Les investissements de demain et les emplois d'après-demain
S'il est vrai que l'entreprise privée est organisée pour faire du profit, en valorisant, en premier lieu des objectifs financiers, comme la création de valeur pour ses associés et/ou actionnaires, il n'en demeure pas moins vrai que des notions de responsabilité sociale, d'éthique des affaires, ou d'entreprise citoyenne commencent à faire jour, dans les pays développés, et en Tunisie également.
Comme l'a si bien l'ex-chancelier allemand Helmut Schmidt: les profits d'aujourd'hui sont les investissements de demain et les emplois d'après-demain. Une part non négligeable des bénéfices engrangés par ces groupes de sociétés est réinvestie. Car ces groupes tirent avantage, et ils ont raison, d'une fiscalité incitative en matière de réinvestissements aussi bien physiques que financiers. Le code d'incitation aux investissements prévoit de nombreuses incitations sous formes d'exonérations fiscales, de primes à l'investissement et de prise en charge des frais d'infrastructure et des cotisations patronales au titre du régime de sécurité sociale.

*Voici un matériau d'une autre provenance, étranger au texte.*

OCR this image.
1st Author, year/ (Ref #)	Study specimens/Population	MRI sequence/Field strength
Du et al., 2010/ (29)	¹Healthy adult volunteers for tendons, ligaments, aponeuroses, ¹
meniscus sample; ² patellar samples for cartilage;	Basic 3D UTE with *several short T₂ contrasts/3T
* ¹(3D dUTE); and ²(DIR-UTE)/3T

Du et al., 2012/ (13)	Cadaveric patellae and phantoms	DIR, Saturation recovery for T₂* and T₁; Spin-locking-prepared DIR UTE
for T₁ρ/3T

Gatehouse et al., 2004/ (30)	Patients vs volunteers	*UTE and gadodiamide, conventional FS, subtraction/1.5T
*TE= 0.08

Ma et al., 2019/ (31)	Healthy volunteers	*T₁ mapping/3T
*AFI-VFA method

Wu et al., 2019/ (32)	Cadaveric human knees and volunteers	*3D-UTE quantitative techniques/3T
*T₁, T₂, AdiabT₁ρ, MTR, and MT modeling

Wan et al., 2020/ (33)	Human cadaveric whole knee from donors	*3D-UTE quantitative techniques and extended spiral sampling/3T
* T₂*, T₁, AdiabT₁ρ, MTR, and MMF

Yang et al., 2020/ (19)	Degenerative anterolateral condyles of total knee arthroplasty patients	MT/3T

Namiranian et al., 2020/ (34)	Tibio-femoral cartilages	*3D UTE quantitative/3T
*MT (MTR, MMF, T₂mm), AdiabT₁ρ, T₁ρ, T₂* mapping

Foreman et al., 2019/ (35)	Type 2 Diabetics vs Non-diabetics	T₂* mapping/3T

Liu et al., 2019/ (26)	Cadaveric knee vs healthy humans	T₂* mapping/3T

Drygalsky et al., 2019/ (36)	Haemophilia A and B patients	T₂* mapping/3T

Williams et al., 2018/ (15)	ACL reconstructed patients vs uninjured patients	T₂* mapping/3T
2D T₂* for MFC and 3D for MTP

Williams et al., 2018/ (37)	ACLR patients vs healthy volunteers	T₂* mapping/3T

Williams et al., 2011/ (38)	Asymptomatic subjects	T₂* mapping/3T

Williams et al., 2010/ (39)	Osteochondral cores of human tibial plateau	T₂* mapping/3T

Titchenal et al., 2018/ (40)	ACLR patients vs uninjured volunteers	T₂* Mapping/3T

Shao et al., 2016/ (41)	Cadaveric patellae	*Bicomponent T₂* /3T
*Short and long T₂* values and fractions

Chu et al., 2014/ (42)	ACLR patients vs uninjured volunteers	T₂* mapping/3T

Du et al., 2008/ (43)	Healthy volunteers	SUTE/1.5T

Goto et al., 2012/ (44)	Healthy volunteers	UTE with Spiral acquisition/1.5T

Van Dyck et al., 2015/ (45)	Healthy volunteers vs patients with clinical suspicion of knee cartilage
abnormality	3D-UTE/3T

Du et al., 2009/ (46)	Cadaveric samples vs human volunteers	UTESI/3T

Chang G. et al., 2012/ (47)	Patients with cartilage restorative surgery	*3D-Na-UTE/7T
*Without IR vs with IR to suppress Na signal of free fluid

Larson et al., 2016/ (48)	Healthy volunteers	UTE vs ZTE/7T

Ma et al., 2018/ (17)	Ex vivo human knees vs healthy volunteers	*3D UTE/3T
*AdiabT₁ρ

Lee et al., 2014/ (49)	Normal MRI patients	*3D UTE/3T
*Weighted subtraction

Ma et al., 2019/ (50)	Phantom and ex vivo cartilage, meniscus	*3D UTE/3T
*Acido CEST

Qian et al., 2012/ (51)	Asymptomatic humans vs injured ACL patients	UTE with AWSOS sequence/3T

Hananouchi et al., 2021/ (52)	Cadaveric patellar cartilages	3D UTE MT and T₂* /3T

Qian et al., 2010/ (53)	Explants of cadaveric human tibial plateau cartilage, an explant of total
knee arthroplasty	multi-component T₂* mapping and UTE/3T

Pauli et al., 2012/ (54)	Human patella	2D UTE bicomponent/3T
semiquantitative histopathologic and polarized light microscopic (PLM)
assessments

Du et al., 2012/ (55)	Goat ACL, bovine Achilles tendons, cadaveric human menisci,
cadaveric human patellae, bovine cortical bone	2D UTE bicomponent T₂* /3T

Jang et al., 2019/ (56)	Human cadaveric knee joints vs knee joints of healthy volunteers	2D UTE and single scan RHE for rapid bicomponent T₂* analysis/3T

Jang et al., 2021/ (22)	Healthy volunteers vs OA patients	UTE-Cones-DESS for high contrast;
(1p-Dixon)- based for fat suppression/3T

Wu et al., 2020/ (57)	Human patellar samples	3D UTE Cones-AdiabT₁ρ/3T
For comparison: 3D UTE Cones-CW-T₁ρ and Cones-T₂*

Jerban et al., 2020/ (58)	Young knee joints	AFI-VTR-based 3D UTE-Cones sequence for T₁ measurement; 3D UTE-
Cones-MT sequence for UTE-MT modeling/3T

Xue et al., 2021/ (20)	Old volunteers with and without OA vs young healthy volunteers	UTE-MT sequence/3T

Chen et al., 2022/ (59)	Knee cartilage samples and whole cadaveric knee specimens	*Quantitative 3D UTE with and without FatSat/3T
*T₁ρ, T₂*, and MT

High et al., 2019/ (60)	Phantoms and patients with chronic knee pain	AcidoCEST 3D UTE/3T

Ces groupes qui sont dans la majorité des cas l'œuvre d'un pionnier (self made man) sont une chance et une fierté pour le pays. C'est grâce à eux et aux investissements directs étrangers (au 31 décembre 2011, 3.100 entreprises étrangères font travailler 325.000 personnes) que la Tunisie a pu afficher un taux de croissance moyen compris entre 4 et 5%, avec beaucoup d'inégalités entre les régions cela s'entend. Mais là aussi, il ne faudrait pas se tromper de débat. Ces groupes n'y sont pour rien dans la marginalisation des régions intérieures. Bien au contraire, beaucoup de ces groupes ont largement investi dans les régions dites défavorisées, ce qui a permis la création de dizaines de milliers d'emplois. Il est vrai que, comme signalé plus haut, ces groupes bénéficient de mesures fiscales incitatives.
Pour revenir au prétendu butin réparti entre «ceux d'en haut», il convient d'apporter certains éclaircissements.
A ma connaissance, le processus de vente des sociétés Ennakl et City Cars s'est déroulé en toute transparence. Un appel à candidature a été lancé par l'Etat. Des dossiers ont été déposés par les postulants. Une première sélection a été faite en présence des responsables (Allemands et Coréens). L'ouverture des plis pour le choix définitif a été faite au su et au vu de tout le monde.
Ces entreprises ont été survalorisées par les acquéreurs, c'est-à-dire les groupes Ben Yedder et Poulina pour Ennakl, et Bouchamaoui et Chabchoub pour la société City Cars, et l'Etat Tunisien a fait de très bonnes affaires. Et il est très facile de le démontrer.
La société Ennakl, distributeur exclusif des marques Volkswagen, Audi, Porche et Seat a été valorisée à 396 millions de dinars (60% du capital ont été acquis pour 238 MD), soit presque 25 fois le bénéfice de 2011, qui est de 16 MD.
La société City Cars, distributeur exclusif de la marque Kia a été valorisée à 171 MD (66,7% du capital ont été acquis pour 114 MD), soit presque 28 fois le bénéfice estimé de 2012. Le bénéfice de 2011 ne peut être retenu comme référence, compte tenu des dommages subis par la société suite aux événements qui ont secoué le pays le 14 janvier 2011.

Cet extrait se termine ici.